From a review of the literature, it is evident that the dosage and administration of iv sildenafil as a treatment for PH has been established mainly for use in adults and not for infants or newborns. The authors of the study considered that daily doses of 1.6-8 mg/kg of BW could be considered equivalent to a loading dose previously reported, and that the use of sildenafil as an infusion could be expected to cause fewer adverse hemodynamically effects. Furthermore, the higher initial doses were shown to produce significant short term improvements in oxygenation. Unfortunately, however, no further details or evidence-based data were provided in support of these sildenafil effects exclusively on pulmonary hypertension in CDH patients.

In general, the pulmonary hypertension in both of these patient cases was classified only semi quantitatively by echocardiography and not additionally by other measurable parameters. Since the data were most probably obtained by a single observer, the potentially critical reliability of the measurements, in terms of variability, has also to be considered.


The authors of the animal study showed that maternal sildenafil treatment enhances pulmonary vessel density, reverses RVH and improves the pulmonary vasodilatory response to NO in the nitrofen-induced CDH rat model.
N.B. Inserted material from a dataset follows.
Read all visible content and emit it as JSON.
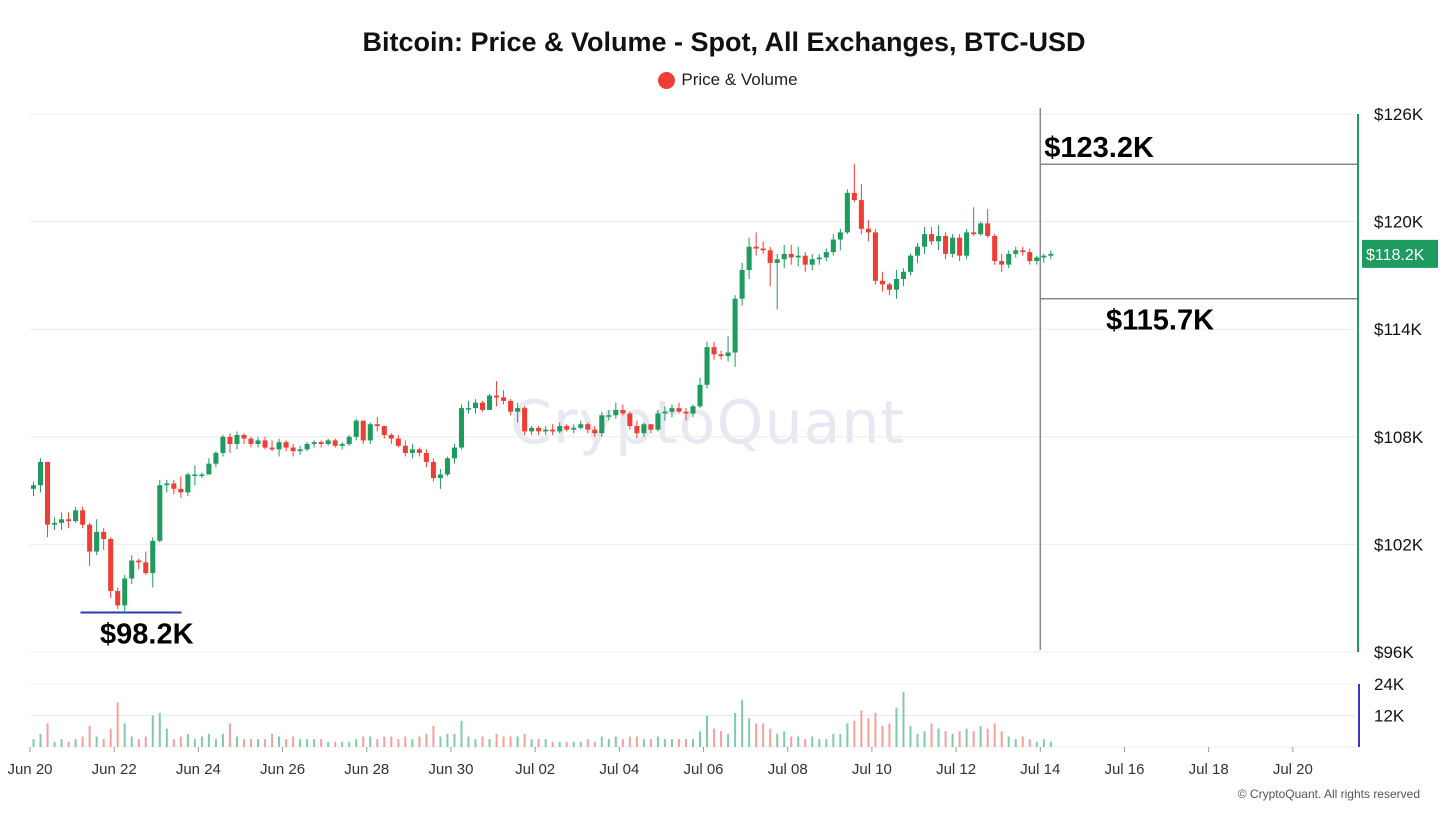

This appears to be achievable without significant adverse effects on retinal structures and function or on brain development in the offspring. Nevertheless, some of the results are either not statistically significant or questionable and, since they are derived from an experimental setting in a rodent model, are not directly transferable to the clinical setting.

Case reports or small case series provide only anecdotal or lowest-level evidence, because of their retrospective nature and restricted methodology, in which no randomization or detailed statistical analysis is used [9]. The treatment of patients with CDH is nevertheless always critical and challenging, with many complications. The two patients in this clinical report were severely ill and therefore required additional treatment for their PH. Ultimately, both showed some improvements that were related to the administration of sildenafil. Thus, the use of sildenafil may be warranted in neonates and infants in such cases, but the precise efficacy and safety of the drug in this population needs to be further evaluated.


On the basis of this literature review, the administration of sildenafil in the treatment of CDH seems to be promising but if conclusions are to be based on sound evidence, further large- scale clinical trials and evaluations are necessary.